On 1 October 1818, approximately six Wodiwodi people were killed in a clash with nine settlers from the Colony of New South Wales along the Minnamurra River in the Illawarra, New South Wales.
The settlers claimed to have been attempting to recover two muskets which had been lent to some of the Aboriginal people which escalated into an armed clash. Local Dapto property owner, William Frederick Weston, his site overseer, Cornelius O'Brien, John Stewart, stock keeper, John McArthy, and William Richards, along with unknown convicts and labourers approached an Aboriginal campsite in the early hours of the morning, armed with muskets, swords and knives attached to long sticks. Stewart, Richards and McArthy, as well as the constable for Illawarra, Joseph Wild would testify to magistrates in Sydney in a subsequent inquiry. The magistrates concluded that they were not satisfied that allegations of vigilante action could be proven, a decision that then Governor Lachlan Macquarie would strongly disagree with, arguing that the men had set out with the intention of hostility upon Indigenous Australians.

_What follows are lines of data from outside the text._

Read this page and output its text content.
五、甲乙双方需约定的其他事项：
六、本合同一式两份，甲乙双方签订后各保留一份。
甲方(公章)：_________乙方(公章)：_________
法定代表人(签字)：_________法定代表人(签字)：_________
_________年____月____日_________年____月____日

Young Bundle, Dharawal man reported that the settlers had killed all those in the camp that they came across. The primary magistrate that judged the case was D'Arcy Wentworth, would later own over 5000 acres in the area, that would have belonged to those killed.
The exact location of the massacre is disputed. Research led by Professor Lyndall Ryan, has led to an approximate location of the massacre site, north of Kiama.
In 2019, the Kiama Council unveiled a memorial in commemoration of the massacre, the memorial was erected at the southern end of the Minnamurra Bridge
The site of the massacre is under threat from sand mining by Boral. Excavations have led to the uncovering of over 15000 artefacts, and were not halted despite concerns over the disturbance of Indigenous burial sites.